I write for myself. Sure, a particular piece might have an imaginary target audience, but at the end of the day the purpose of every piece I write is inherently selfish. The idea of practicing such an unashamedly selfish act on a regular basis is something I’m exploring in my Why I Write piece, so I don’t want to spend too much time on it here. But the point remains that writing is my favorite way of making sense of the world, and this sense is mine alone. Now of course the beauty of written word is that it allows us to share my ideas with other people, and for them to share with me, but these ideas are inherently personal ideas.
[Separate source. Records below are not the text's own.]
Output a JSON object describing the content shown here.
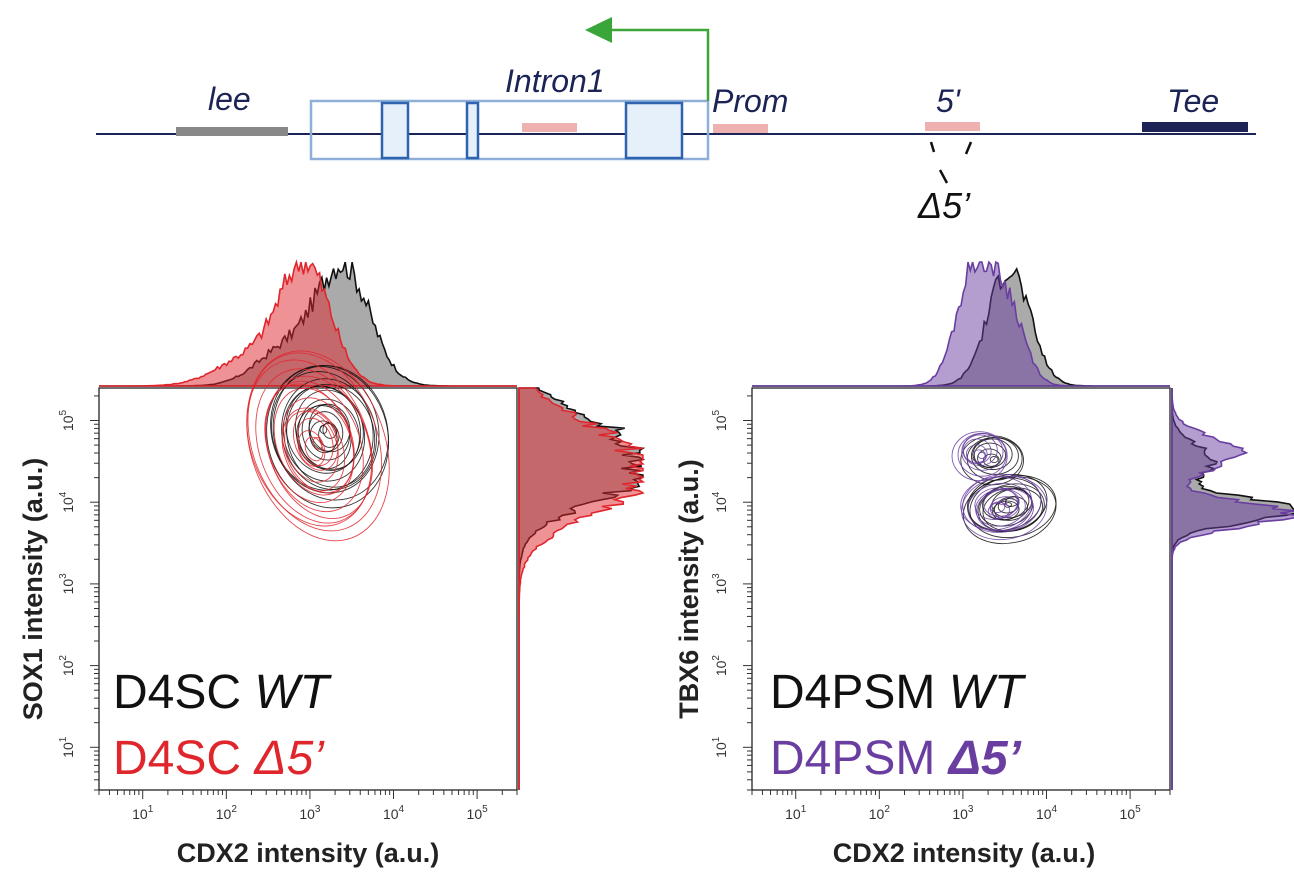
{
  "colors": {
    "line": "#1c2456",
    "black": "#111111",
    "red": "#e0262d",
    "purple": "#6a3ea1",
    "green": "#3aa63a",
    "pink": "#efb0b0",
    "grey": "#888888",
    "navy": "#1c2456",
    "exonFill": "#e6f0fb",
    "exonStroke": "#2e63b0",
    "boxStroke": "#8fafd8"
  },
  "diagram": {
    "labels": {
      "lee": "lee",
      "intron1": "Intron1",
      "prom": "Prom",
      "five": "5'",
      "tee": "Tee",
      "delta": "Δ5’"
    }
  },
  "chart_data": [
    {
      "type": "contour",
      "panel": "left",
      "xlabel": "CDX2 intensity (a.u.)",
      "ylabel": "SOX1 intensity (a.u.)",
      "xscale": "log",
      "yscale": "log",
      "xlim": [
        3,
        300000
      ],
      "ylim": [
        3,
        250000
      ],
      "x_ticks": [
        {
          "exp": 1,
          "label": "10",
          "sup": "1"
        },
        {
          "exp": 2,
          "label": "10",
          "sup": "2"
        },
        {
          "exp": 3,
          "label": "10",
          "sup": "3"
        },
        {
          "exp": 4,
          "label": "10",
          "sup": "4"
        },
        {
          "exp": 5,
          "label": "10",
          "sup": "5"
        }
      ],
      "y_ticks": [
        {
          "exp": 1,
          "label": "10",
          "sup": "1"
        },
        {
          "exp": 2,
          "label": "10",
          "sup": "2"
        },
        {
          "exp": 3,
          "label": "10",
          "sup": "3"
        },
        {
          "exp": 4,
          "label": "10",
          "sup": "4"
        },
        {
          "exp": 5,
          "label": "10",
          "sup": "5"
        }
      ],
      "legend": [
        {
          "prefix": "D4SC ",
          "emph": "WT",
          "color": "#111111"
        },
        {
          "prefix": "D4SC ",
          "emph": "Δ5’",
          "color": "#e0262d"
        }
      ],
      "series": [
        {
          "name": "D4SC WT",
          "color": "#111111",
          "peak": {
            "x_exp": 3.2,
            "y_exp": 4.85
          },
          "spread": {
            "sx": 0.45,
            "sy": 0.55,
            "rot": 0.25
          },
          "levels": 18,
          "x_hist": [
            {
              "x_exp": 3.4,
              "s": 0.32,
              "w": 1.0
            },
            {
              "x_exp": 2.7,
              "s": 0.35,
              "w": 0.3
            }
          ],
          "y_hist": [
            {
              "y_exp": 4.3,
              "s": 0.35,
              "w": 0.9
            },
            {
              "y_exp": 4.9,
              "s": 0.3,
              "w": 0.6
            }
          ]
        },
        {
          "name": "D4SC Δ5’",
          "color": "#e0262d",
          "peak": {
            "x_exp": 3.05,
            "y_exp": 4.7
          },
          "spread": {
            "sx": 0.5,
            "sy": 0.75,
            "rot": 0.35
          },
          "levels": 16,
          "x_hist": [
            {
              "x_exp": 2.95,
              "s": 0.3,
              "w": 1.0
            },
            {
              "x_exp": 2.3,
              "s": 0.4,
              "w": 0.25
            }
          ],
          "y_hist": [
            {
              "y_exp": 4.2,
              "s": 0.4,
              "w": 0.9
            },
            {
              "y_exp": 4.8,
              "s": 0.35,
              "w": 0.5
            }
          ]
        }
      ]
    },
    {
      "type": "contour",
      "panel": "right",
      "xlabel": "CDX2 intensity (a.u.)",
      "ylabel": "TBX6 intensity (a.u.)",
      "xscale": "log",
      "yscale": "log",
      "xlim": [
        3,
        300000
      ],
      "ylim": [
        3,
        250000
      ],
      "x_ticks": [
        {
          "exp": 1,
          "label": "10",
          "sup": "1"
        },
        {
          "exp": 2,
          "label": "10",
          "sup": "2"
        },
        {
          "exp": 3,
          "label": "10",
          "sup": "3"
        },
        {
          "exp": 4,
          "label": "10",
          "sup": "4"
        },
        {
          "exp": 5,
          "label": "10",
          "sup": "5"
        }
      ],
      "y_ticks": [
        {
          "exp": 1,
          "label": "10",
          "sup": "1"
        },
        {
          "exp": 2,
          "label": "10",
          "sup": "2"
        },
        {
          "exp": 3,
          "label": "10",
          "sup": "3"
        },
        {
          "exp": 4,
          "label": "10",
          "sup": "4"
        },
        {
          "exp": 5,
          "label": "10",
          "sup": "5"
        }
      ],
      "legend": [
        {
          "prefix": "D4PSM ",
          "emph": "WT",
          "color": "#111111"
        },
        {
          "prefix": "D4PSM ",
          "emph": "Δ5’",
          "color": "#6a3ea1"
        }
      ],
      "series": [
        {
          "name": "D4PSM WT",
          "color": "#111111",
          "peak": {
            "x_exp": 3.55,
            "y_exp": 3.95
          },
          "spread": {
            "sx": 0.35,
            "sy": 0.25,
            "rot": 0.2
          },
          "secondary": {
            "x_exp": 3.35,
            "y_exp": 4.55,
            "sx": 0.25,
            "sy": 0.2,
            "w": 0.55
          },
          "levels": 14,
          "x_hist": [
            {
              "x_exp": 3.55,
              "s": 0.25,
              "w": 1.0
            }
          ],
          "y_hist": [
            {
              "y_exp": 3.9,
              "s": 0.15,
              "w": 1.0
            },
            {
              "y_exp": 4.5,
              "s": 0.2,
              "w": 0.35
            }
          ]
        },
        {
          "name": "D4PSM Δ5’",
          "color": "#6a3ea1",
          "peak": {
            "x_exp": 3.45,
            "y_exp": 3.95
          },
          "spread": {
            "sx": 0.32,
            "sy": 0.24,
            "rot": 0.15
          },
          "secondary": {
            "x_exp": 3.2,
            "y_exp": 4.6,
            "sx": 0.22,
            "sy": 0.2,
            "w": 0.7
          },
          "levels": 12,
          "x_hist": [
            {
              "x_exp": 3.15,
              "s": 0.22,
              "w": 1.0
            },
            {
              "x_exp": 3.55,
              "s": 0.2,
              "w": 0.6
            }
          ],
          "y_hist": [
            {
              "y_exp": 3.85,
              "s": 0.15,
              "w": 1.0
            },
            {
              "y_exp": 4.6,
              "s": 0.2,
              "w": 0.55
            }
          ]
        }
      ]
    }
  ]
}
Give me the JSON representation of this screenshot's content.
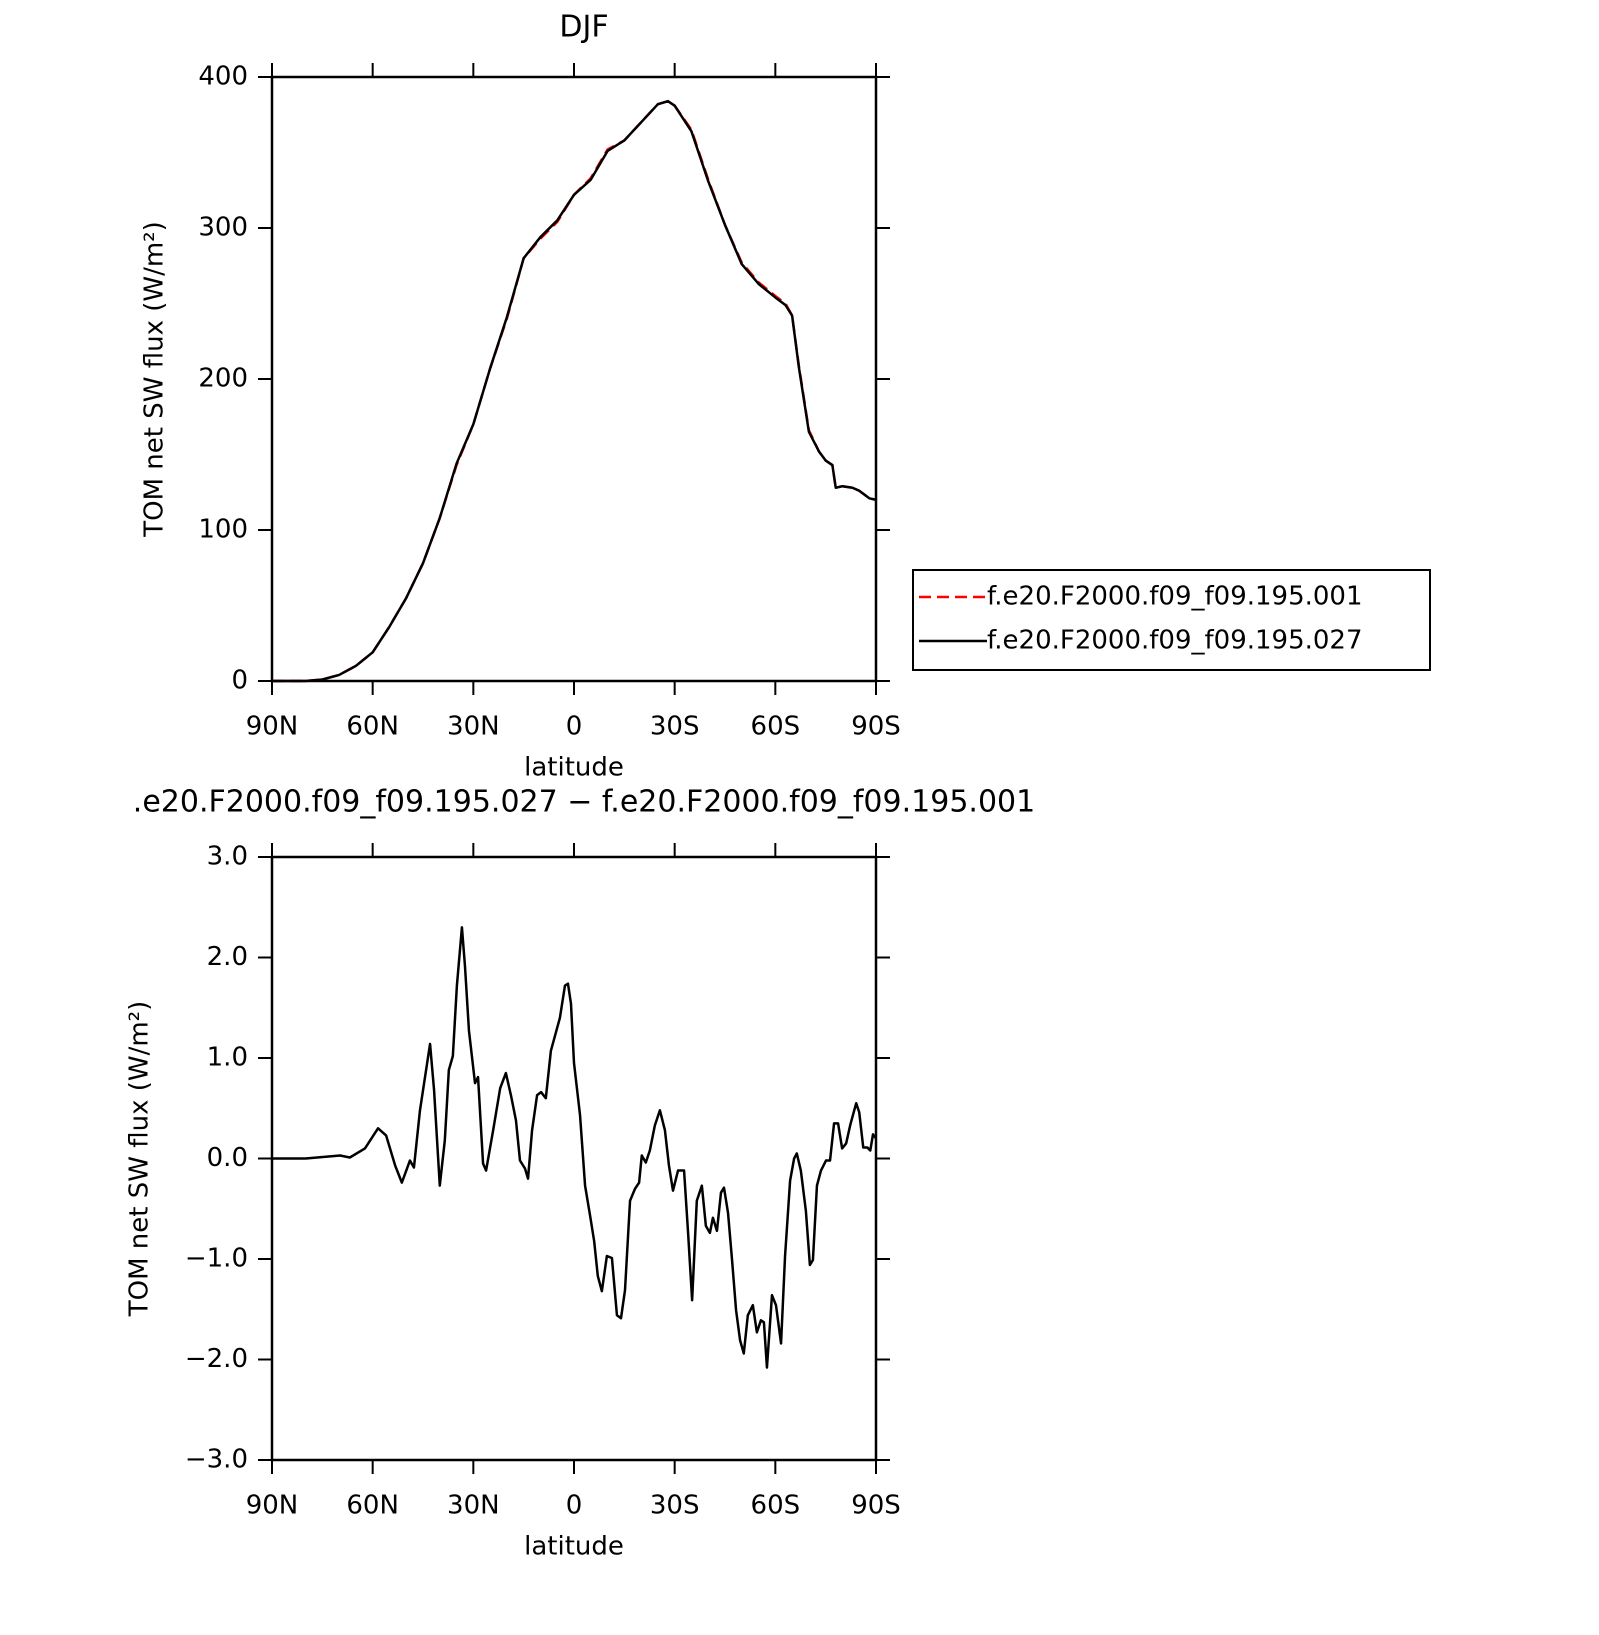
{
  "chart_data": [
    {
      "type": "line",
      "title": "DJF",
      "xlabel": "latitude",
      "ylabel": "TOM net SW flux (W/m²)",
      "x": [
        90,
        85,
        80,
        75,
        70,
        65,
        60,
        55,
        50,
        45,
        40,
        35,
        30,
        25,
        20,
        15,
        10,
        5,
        0,
        -5,
        -10,
        -15,
        -20,
        -25,
        -28,
        -30,
        -35,
        -40,
        -45,
        -50,
        -55,
        -60,
        -63,
        -65,
        -67,
        -70,
        -73,
        -75,
        -77,
        -78,
        -80,
        -83,
        -85,
        -88,
        -90
      ],
      "series": [
        {
          "name": "f.e20.F2000.f09_f09.195.001",
          "color": "#ff0000",
          "linestyle": "dashed",
          "values": [
            0,
            0,
            0,
            1,
            4,
            10,
            19,
            36,
            55,
            78,
            108,
            143,
            170,
            207,
            240,
            280,
            293,
            304,
            322,
            333,
            352,
            358,
            370,
            382,
            384,
            381,
            365,
            332,
            302,
            277,
            264,
            255,
            250,
            242,
            209,
            166,
            152,
            146,
            143,
            128,
            129,
            128,
            126,
            121,
            120
          ]
        },
        {
          "name": "f.e20.F2000.f09_f09.195.027",
          "color": "#000000",
          "linestyle": "solid",
          "values": [
            0,
            0,
            0,
            1,
            4,
            10,
            19,
            36,
            55,
            78,
            108,
            144,
            170,
            207,
            241,
            280,
            294,
            305,
            322,
            332,
            351,
            358,
            370,
            382,
            384,
            381,
            364,
            331,
            302,
            276,
            263,
            254,
            249,
            242,
            208,
            165,
            152,
            146,
            143,
            128,
            129,
            128,
            126,
            121,
            120
          ]
        }
      ],
      "xlim": [
        90,
        -90
      ],
      "xticks": [
        {
          "value": 90,
          "label": "90N"
        },
        {
          "value": 60,
          "label": "60N"
        },
        {
          "value": 30,
          "label": "30N"
        },
        0,
        {
          "value": -30,
          "label": "30S"
        },
        {
          "value": -60,
          "label": "60S"
        },
        {
          "value": -90,
          "label": "90S"
        }
      ],
      "ylim": [
        0,
        400
      ],
      "yticks": [
        0,
        100,
        200,
        300,
        400
      ],
      "grid": false,
      "legend": "outside-right"
    },
    {
      "type": "line",
      "title": ".e20.F2000.f09_f09.195.027 − f.e20.F2000.f09_f09.195.001",
      "xlabel": "latitude",
      "ylabel": "TOM net SW flux (W/m²)",
      "x": [
        90,
        80,
        69.7,
        66.8,
        62.3,
        58.4,
        56,
        53.3,
        51.3,
        48.9,
        47.7,
        45.9,
        42.9,
        41.7,
        40,
        38.5,
        37.3,
        36.1,
        34.9,
        33.4,
        32.5,
        31.3,
        29.5,
        28.6,
        27.1,
        26.2,
        24.1,
        22,
        20.3,
        18.8,
        17.3,
        16.1,
        14.6,
        13.7,
        12.5,
        11,
        9.8,
        8.4,
        6.9,
        4.2,
        2.7,
        1.8,
        0.9,
        0,
        -1.8,
        -3.3,
        -4.8,
        -6,
        -7.1,
        -8.3,
        -9.8,
        -11.3,
        -12.8,
        -14,
        -15.2,
        -16.7,
        -18.2,
        -19.4,
        -20.2,
        -21.4,
        -22.6,
        -24.1,
        -25.6,
        -27.1,
        -28.3,
        -29.5,
        -31,
        -32.8,
        -34,
        -35.2,
        -36.6,
        -38.1,
        -39.3,
        -40.5,
        -41.4,
        -42.6,
        -43.8,
        -44.7,
        -45.9,
        -47.1,
        -48.3,
        -49.5,
        -50.6,
        -51.8,
        -53.3,
        -54.5,
        -55.7,
        -56.6,
        -57.5,
        -59,
        -60.2,
        -61.7,
        -62.9,
        -64.4,
        -65.6,
        -66.4,
        -67.6,
        -69.1,
        -70.3,
        -71.2,
        -72.4,
        -73.6,
        -75.1,
        -76.3,
        -77.5,
        -78.7,
        -79.9,
        -81.1,
        -82.3,
        -84.1,
        -85,
        -86.2,
        -87.4,
        -88.3,
        -89.1,
        -90
      ],
      "series": [
        {
          "color": "#000000",
          "linestyle": "solid",
          "values": [
            0,
            0,
            0.03,
            0.01,
            0.1,
            0.3,
            0.23,
            -0.07,
            -0.24,
            -0.02,
            -0.09,
            0.48,
            1.14,
            0.68,
            -0.27,
            0.18,
            0.88,
            1.02,
            1.72,
            2.3,
            1.92,
            1.27,
            0.75,
            0.81,
            -0.05,
            -0.12,
            0.28,
            0.7,
            0.85,
            0.63,
            0.38,
            -0.02,
            -0.1,
            -0.2,
            0.28,
            0.63,
            0.66,
            0.6,
            1.07,
            1.4,
            1.72,
            1.74,
            1.54,
            0.95,
            0.43,
            -0.27,
            -0.57,
            -0.82,
            -1.17,
            -1.32,
            -0.97,
            -0.99,
            -1.56,
            -1.59,
            -1.31,
            -0.42,
            -0.3,
            -0.24,
            0.03,
            -0.04,
            0.08,
            0.33,
            0.48,
            0.28,
            -0.07,
            -0.32,
            -0.12,
            -0.12,
            -0.74,
            -1.41,
            -0.42,
            -0.27,
            -0.67,
            -0.74,
            -0.59,
            -0.72,
            -0.34,
            -0.29,
            -0.54,
            -1.01,
            -1.51,
            -1.81,
            -1.94,
            -1.56,
            -1.46,
            -1.73,
            -1.61,
            -1.63,
            -2.08,
            -1.36,
            -1.46,
            -1.84,
            -0.97,
            -0.22,
            0,
            0.05,
            -0.12,
            -0.52,
            -1.06,
            -1.01,
            -0.27,
            -0.12,
            -0.02,
            -0.02,
            0.35,
            0.35,
            0.1,
            0.15,
            0.33,
            0.55,
            0.46,
            0.11,
            0.11,
            0.08,
            0.24,
            0.2
          ]
        }
      ],
      "xlim": [
        90,
        -90
      ],
      "xticks": [
        {
          "value": 90,
          "label": "90N"
        },
        {
          "value": 60,
          "label": "60N"
        },
        {
          "value": 30,
          "label": "30N"
        },
        0,
        {
          "value": -30,
          "label": "30S"
        },
        {
          "value": -60,
          "label": "60S"
        },
        {
          "value": -90,
          "label": "90S"
        }
      ],
      "ylim": [
        -3,
        3
      ],
      "yticks": [
        {
          "value": -3,
          "label": "−3.0"
        },
        {
          "value": -2,
          "label": "−2.0"
        },
        {
          "value": -1,
          "label": "−1.0"
        },
        {
          "value": 0,
          "label": "0.0"
        },
        {
          "value": 1,
          "label": "1.0"
        },
        {
          "value": 2,
          "label": "2.0"
        },
        {
          "value": 3,
          "label": "3.0"
        }
      ],
      "grid": false
    }
  ]
}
Since I write for myself, the sense I make is, at its core, for me.
As a result of my self-seeking orientation in writing, I like to pretend I don’t care about how I present myself as a writer or who my audience might be. But as much as I enjoy pretending, when I catch myself in a moment of pure honesty I can admit the importance with which I consider the image I present. I want my reader to connect with this image and find a piece of it in him or herself. I want my reader to question the world as I question the world, to be honest and sarcastic as I am honest and sarcastic, to reflect as I reflect. In order to establish this connection, I need to present myself as a writer in the most honest way I can: through brutally transparent reflection. In being honest, I have to acknowledge every part of who I am. I cannot hide the engineer, the Californian, the skeptic, the writer, the Christian, the sassy, loving, be-there-at-four-in-the-morning friend and be honest at the same time. By being honest, I can make sense of my world. By being honest, I can help my reader who might not be able to sympathize to at least empathize. By being honest, I can reach an audience of people willing to listen. Because I write for myself, my initial audience is just me. But when I expand that audience, it can include my peers, my family, or even people I haven’t met (and will never meet).
But I feel like all of this is more of a mission statement for my work as a whole. (I do tend to have a penchant for the melodramatic.) These are all ideas that I want to tie into all of my work, my ePortfolio included. I want my work to be distinctive, not falling over itself in an attempt to be cool and unique, but bearing the distinctive mark of my personality. A friend once described my style as “casual grace,” and this is the style I want to emulate in my ePortfolio. The look and feel I’m going for with this collection of work is a little bit Pacific Northwest hipster along with a taste of East Coast prep and a dash of California gurl. I want the ePortfolio to be accessible and interactive, since the best way to connect to reflection is also reflection. I definitely want the space to be a multimedia space, so my reader gets the chance to experience a taste of how my brain works: reading a phrase and thinking of song lyrics, conceiving an idea and tying it to movie scenes or memes, making connections right and left. If you haven’t gotten it yet, I’ll make it obnoxiously clear: I want to use my ePortfolio to make connections. At the end, that’s what it’s all about for me, and what I want to make it about for my audience.